Cracking India Metaphors and Similes

Cracking India Metaphors and Similes

Explosion within Mind

The difficult scenes of partition's violence are enhanced by a moment of metaphor which Sidhwa presents. In this, the explosion occurs within a head, pounding the mind and eyes. The mental experience of the danger is so external that the metaphor shows the extent to which partition destroys lives and livelihoods, creating fear in the minds of those, especially the young, who witness it.

Person as Dust

The novel includes the theme of dust, as people often are dusty from being outdoors or on paths. When the Ice-candy-man says he is less than dust, the metaphor hits hard to the reader's experience and compounds with the other sensory description of his desperation to give a sense of the Ice-candy-man as first the ground beneath someone's dirty feet and then as less than that.

Metaphor of a Poodle

Lenny, upon command, walks for his mother to show his new health for Dr. Selzer. She compares herself to a poodle, and this simile shows not only how he feels to be paraded but also how she naturally compares himself to Eastern European frames of reference. This simile also shows the personality of Lenny and how she thinks of herself as other things to act out her place in the world.

Learning as Pump

Rosy, an individual who is full of herself due to knowledge, receives it as though through a pump. This metaphor shows how she balloons with her new sense of pride, even though her information is faulty and causes her to be at risk of blowing out.
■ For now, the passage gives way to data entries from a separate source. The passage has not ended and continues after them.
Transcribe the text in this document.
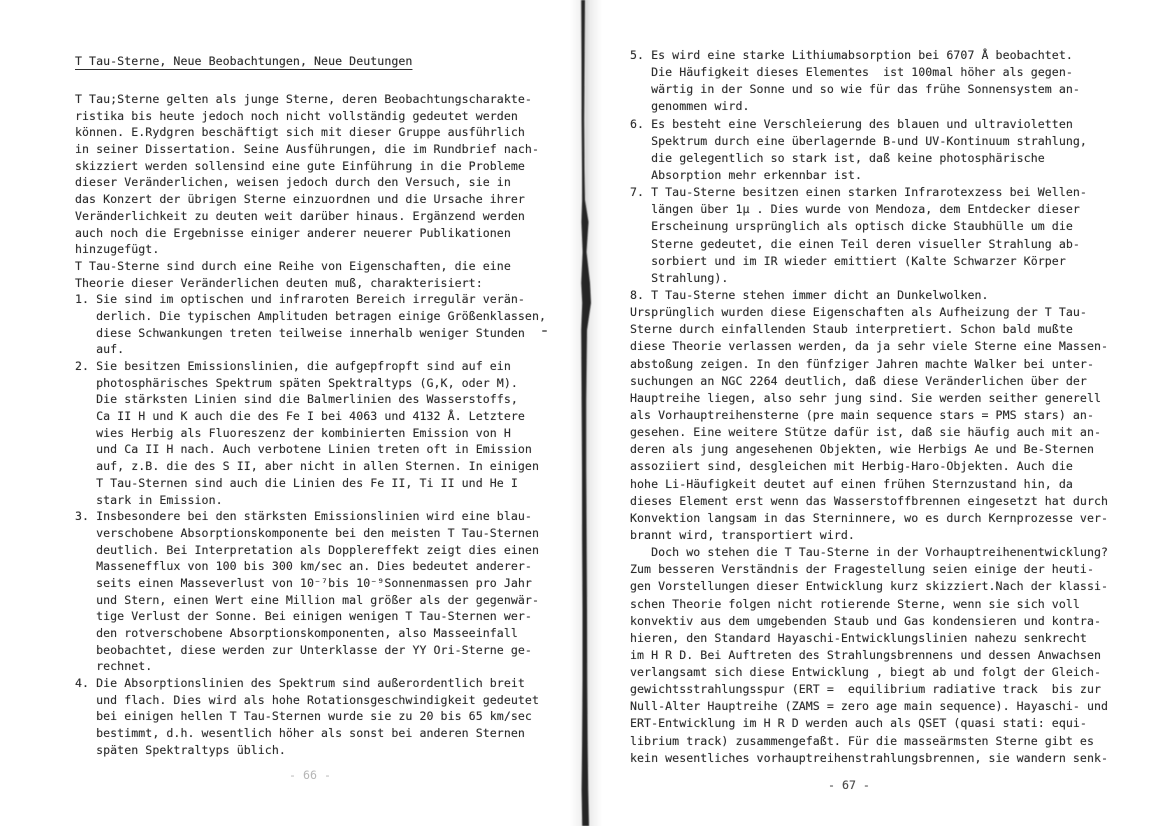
T Tau-Sterne, Neue Beobachtungen, Neue Deutungen
T Tau;Sterne gelten als junge Sterne, deren Beobachtungscharakte-
ristika bis heute jedoch noch nicht vollständig gedeutet werden
können. E.Rydgren beschäftigt sich mit dieser Gruppe ausführlich
in seiner Dissertation. Seine Ausführungen, die im Rundbrief nach-
skizziert werden sollensind eine gute Einführung in die Probleme
dieser Veränderlichen, weisen jedoch durch den Versuch, sie in
das Konzert der übrigen Sterne einzuordnen und die Ursache ihrer
Veränderlichkeit zu deuten weit darüber hinaus. Ergänzend werden
auch noch die Ergebnisse einiger anderer neuerer Publikationen
hinzugefügt.
T Tau-Sterne sind durch eine Reihe von Eigenschaften, die eine
Theorie dieser Veränderlichen deuten muß, charakterisiert:
1. Sie sind im optischen und infraroten Bereich irregulär verän-
derlich. Die typischen Amplituden betragen einige Größenklassen,
diese Schwankungen treten teilweise innerhalb weniger Stunden
auf.
2. Sie besitzen Emissionslinien, die aufgepfropft sind auf ein
photosphärisches Spektrum späten Spektraltyps (G,K, oder M).
Die stärksten Linien sind die Balmerlinien des Wasserstoffs,
Ca II H und K auch die des Fe I bei 4063 und 4132 Å. Letztere
wies Herbig als Fluoreszenz der kombinierten Emission von H
und Ca II H nach. Auch verbotene Linien treten oft in Emission
auf, z.B. die des S II, aber nicht in allen Sternen. In einigen
T Tau-Sternen sind auch die Linien des Fe II, Ti II und He I
stark in Emission.
3. Insbesondere bei den stärksten Emissionslinien wird eine blau-
verschobene Absorptionskomponente bei den meisten T Tau-Sternen
deutlich. Bei Interpretation als Dopplereffekt zeigt dies einen
Massenefflux von 100 bis 300 km/sec an. Dies bedeutet anderer-
seits einen Masseverlust von 10⁻⁷bis 10⁻⁹Sonnenmassen pro Jahr
und Stern, einen Wert eine Million mal größer als der gegenwär-
tige Verlust der Sonne. Bei einigen wenigen T Tau-Sternen wer-
den rotverschobene Absorptionskomponenten, also Masseeinfall
beobachtet, diese werden zur Unterklasse der YY Ori-Sterne ge-
rechnet.
4. Die Absorptionslinien des Spektrum sind außerordentlich breit
und flach. Dies wird als hohe Rotationsgeschwindigkeit gedeutet
bei einigen hellen T Tau-Sternen wurde sie zu 20 bis 65 km/sec
bestimmt, d.h. wesentlich höher als sonst bei anderen Sternen
späten Spektraltyps üblich.
- 66 -
5. Es wird eine starke Lithiumabsorption bei 6707 Å beobachtet.
Die Häufigkeit dieses Elementes  ist 100mal höher als gegen-
wärtig in der Sonne und so wie für das frühe Sonnensystem an-
genommen wird.
6. Es besteht eine Verschleierung des blauen und ultravioletten
Spektrum durch eine überlagernde B-und UV-Kontinuum strahlung,
die gelegentlich so stark ist, daß keine photosphärische
Absorption mehr erkennbar ist.
7. T Tau-Sterne besitzen einen starken Infrarotexzess bei Wellen-
längen über 1μ . Dies wurde von Mendoza, dem Entdecker dieser
Erscheinung ursprünglich als optisch dicke Staubhülle um die
Sterne gedeutet, die einen Teil deren visueller Strahlung ab-
sorbiert und im IR wieder emittiert (Kalte Schwarzer Körper
Strahlung).
8. T Tau-Sterne stehen immer dicht an Dunkelwolken.
Ursprünglich wurden diese Eigenschaften als Aufheizung der T Tau-
Sterne durch einfallenden Staub interpretiert. Schon bald mußte
diese Theorie verlassen werden, da ja sehr viele Sterne eine Massen-
abstoßung zeigen. In den fünfziger Jahren machte Walker bei unter-
suchungen an NGC 2264 deutlich, daß diese Veränderlichen über der
Hauptreihe liegen, also sehr jung sind. Sie werden seither generell
als Vorhauptreihensterne (pre main sequence stars = PMS stars) an-
gesehen. Eine weitere Stütze dafür ist, daß sie häufig auch mit an-
deren als jung angesehenen Objekten, wie Herbigs Ae und Be-Sternen
assoziiert sind, desgleichen mit Herbig-Haro-Objekten. Auch die
hohe Li-Häufigkeit deutet auf einen frühen Sternzustand hin, da
dieses Element erst wenn das Wasserstoffbrennen eingesetzt hat durch
Konvektion langsam in das Sterninnere, wo es durch Kernprozesse ver-
brannt wird, transportiert wird.
Doch wo stehen die T Tau-Sterne in der Vorhauptreihenentwicklung?
Zum besseren Verständnis der Fragestellung seien einige der heuti-
gen Vorstellungen dieser Entwicklung kurz skizziert.Nach der klassi-
schen Theorie folgen nicht rotierende Sterne, wenn sie sich voll
konvektiv aus dem umgebenden Staub und Gas kondensieren und kontra-
hieren, den Standard Hayaschi-Entwicklungslinien nahezu senkrecht
im H R D. Bei Auftreten des Strahlungsbrennens und dessen Anwachsen
verlangsamt sich diese Entwicklung , biegt ab und folgt der Gleich-
gewichtsstrahlungsspur (ERT =  equilibrium radiative track  bis zur
Null-Alter Hauptreihe (ZAMS = zero age main sequence). Hayaschi- und
ERT-Entwicklung im H R D werden auch als QSET (quasi stati: equi-
librium track) zusammengefaßt. Für die masseärmsten Sterne gibt es
kein wesentliches vorhauptreihenstrahlungsbrennen, sie wandern senk-
- 67 -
The conventional metaphor of "hot air" for unnecessary verbosity provides the opportunity for this metaphor, which shows how Rosy obtains her information from her older sister.

Ice-candy-man's Youth

Throughout the novel, Ice-candy-man grows older and stiffer. Lenny's way of describing him is as a cat, and she notices after the fact every time he seems less fluid when he moves. This builds up to his final appearance in the novel, and she wonders at the fact of his change after the fact. Her comparison to him as cat happens in hindsight and relates to his weight. She notices his increased clout, but she shows how he used to be using metaphor.